Funeral policy – principal life assured dies – policy-owner dies before he can submit a claim – insurer pays proceeds to new policy-owner – should the insurer have paid the estate of the policy-owner or the new policy-owner?

Background

The complainant’s husband was the policy-owner of a funeral policy in terms of which his mother, his brother and his sister were the lives assured.

His mother passed away on the 14th of May 2005 due to an accident. On the 19th of May 2005 he passed away due to a terminal illness.

The policy provided:

“If there is no beneficiary for ownership at the time of the policy-owner’s death, the first surviving assured mentioned in the list of assureds in the Statement of Benefits, in the order in which their names are printed from top to bottom, will become the new policy-owner.

At the death of the policy-owner who is an assured too, a nominee, and not the new policy-owner, is entitled to the benefit payable. It is deemed that the new policy-owner retains the nominees on the policy until he revokes it in writing. If there is no nominee, the new policy-owner is entitled to the benefit payable”.

Point In Dispute

At issue was whether the benefit of the funeral policy should be paid to the estate of the complainant’s deceased husband, as the complainant contended, or to the “beneficiary for ownership” as the insurer asserted.

Discussion

The complainant argued that had her husband not been severely ill at the time of his mother’s death he would have promptly made a claim against the funeral policy.

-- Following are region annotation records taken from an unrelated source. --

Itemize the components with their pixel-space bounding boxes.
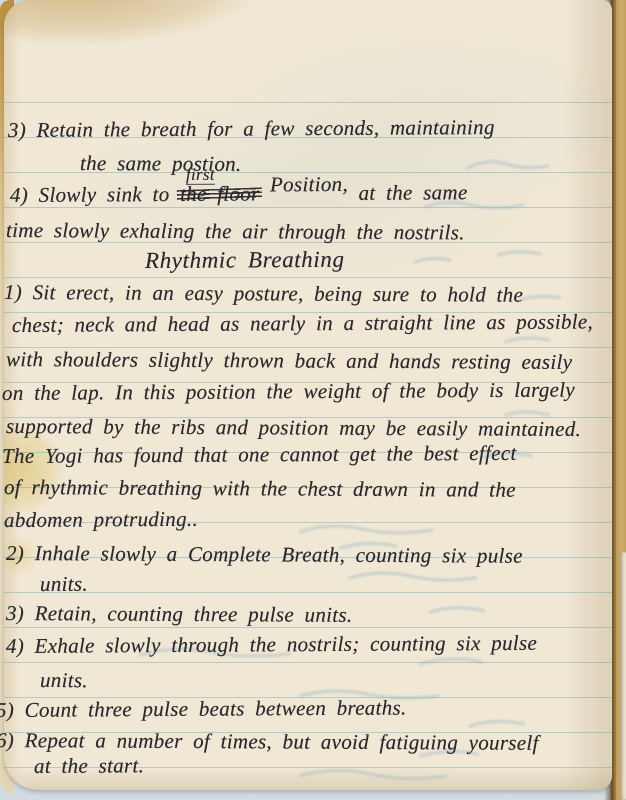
handwritten-text: chest; neck and head as nearly in a stra… — [12, 309, 593, 337]
handwritten-line: at the start. — [34, 753, 144, 778]
handwriting-layer: 3) Retain the breath for a few seconds, … — [0, 0, 626, 800]
handwritten-line: 4) Exhale slowly through the nostrils; c… — [6, 631, 537, 658]
handwritten-text: 5) Count three pulse beats between breat… — [0, 695, 407, 722]
handwritten-text: on the lap. In this position the weight … — [2, 377, 575, 405]
handwritten-text: supported by the ribs and position may b… — [6, 414, 581, 441]
handwritten-text: 2) Inhale slowly a Complete Breath, coun… — [6, 541, 523, 568]
handwritten-line: supported by the ribs and position may b… — [6, 414, 581, 441]
handwritten-text: The Yogi has found that one cannot get t… — [2, 441, 517, 468]
handwritten-text: 3) Retain the breath for a few seconds, … — [8, 115, 495, 142]
handwritten-text: with shoulders slightly thrown back and … — [6, 347, 572, 374]
handwritten-line: units. — [40, 572, 88, 596]
handwritten-text: the same postion. — [80, 151, 242, 176]
handwritten-text: 6) Repeat a number of times, but avoid f… — [0, 728, 539, 755]
handwritten-line: 2) Inhale slowly a Complete Breath, coun… — [6, 541, 523, 568]
handwritten-text: Position, — [259, 172, 348, 197]
handwritten-line: 4) Slowly sink to the floorfirst Positio… — [10, 180, 468, 207]
correction-cluster: the floorfirst — [180, 181, 260, 206]
handwritten-line: 5) Count three pulse beats between breat… — [0, 695, 407, 722]
handwritten-text: 1) Sit erect, in an easy posture, being … — [4, 280, 523, 307]
handwritten-text: Rhythmic Breathing — [145, 247, 345, 273]
handwritten-text: units. — [40, 668, 88, 692]
scribbled-out-word: the floor — [180, 181, 260, 206]
handwritten-line: 3) Retain the breath for a few seconds, … — [8, 115, 495, 142]
handwritten-text: at the start. — [34, 753, 144, 778]
handwritten-line: the same postion. — [80, 151, 242, 176]
handwritten-text: at the same — [348, 180, 468, 205]
scanned-notebook-page: 3) Retain the breath for a few seconds, … — [0, 0, 626, 800]
handwritten-text: 3) Retain, counting three pulse units. — [6, 601, 353, 627]
handwritten-line: units. — [40, 668, 88, 692]
handwritten-line: time slowly exhaling the air through the… — [6, 218, 465, 245]
handwritten-line: with shoulders slightly thrown back and … — [6, 347, 572, 374]
handwritten-line: chest; neck and head as nearly in a stra… — [12, 309, 593, 337]
handwritten-line: 1) Sit erect, in an easy posture, being … — [4, 280, 523, 307]
handwritten-text: abdomen protruding.. — [4, 507, 198, 532]
handwritten-text: time slowly exhaling the air through the… — [6, 218, 465, 244]
handwritten-text: units. — [40, 572, 88, 596]
handwritten-line: 6) Repeat a number of times, but avoid f… — [0, 728, 539, 755]
handwritten-line: abdomen protruding.. — [4, 507, 198, 532]
handwritten-text: 4) Slowly sink to — [10, 182, 180, 207]
handwritten-line: on the lap. In this position the weight … — [2, 377, 575, 405]
inserted-correction-word: first — [186, 166, 215, 185]
handwritten-line: The Yogi has found that one cannot get t… — [2, 441, 517, 468]
handwritten-text: 4) Exhale slowly through the nostrils; c… — [6, 631, 537, 658]
handwritten-line: 3) Retain, counting three pulse units. — [6, 601, 353, 627]
section-heading: Rhythmic Breathing — [145, 247, 345, 275]
handwritten-text: of rhythmic breathing with the chest dra… — [4, 475, 516, 502]
handwritten-line: of rhythmic breathing with the chest dra… — [4, 475, 516, 502]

He died five days after his mother and before he was in a condition to lodge the claim. Therefore, so she concluded, the funeral policy benefit that was already due to her husband at the time of his death should accrue to his estate.

The insurer argued that the complainant’s husband was the policy-owner and not a life assured in respect of the relevant policy. In the light thereof the complainant could not be viewed as a spouse according to the contractual stipulations. Furthermore, the complainant was not mentioned in the proposal form and accordingly was not an assured on the policy. Hence the brother of the complainant’s husband was the next person in precedence as set out in the “statement of benefits” to receive the benefit.

In considering the matter this office found the argument of the insurer to be unconvincing. The complainant had not asked that the benefit be paid to her but that it be paid to the estate of her deceased husband.

Conclusion

Since the complainant’s husband was alive when the benefit of the policy was due to him, the proceeds thereof were payable to him. Upon his death such proceeds became payable to his estate.

The insurer was persuaded by this rationale and accordingly paid all benefits to the estate of the complainant’s late husband.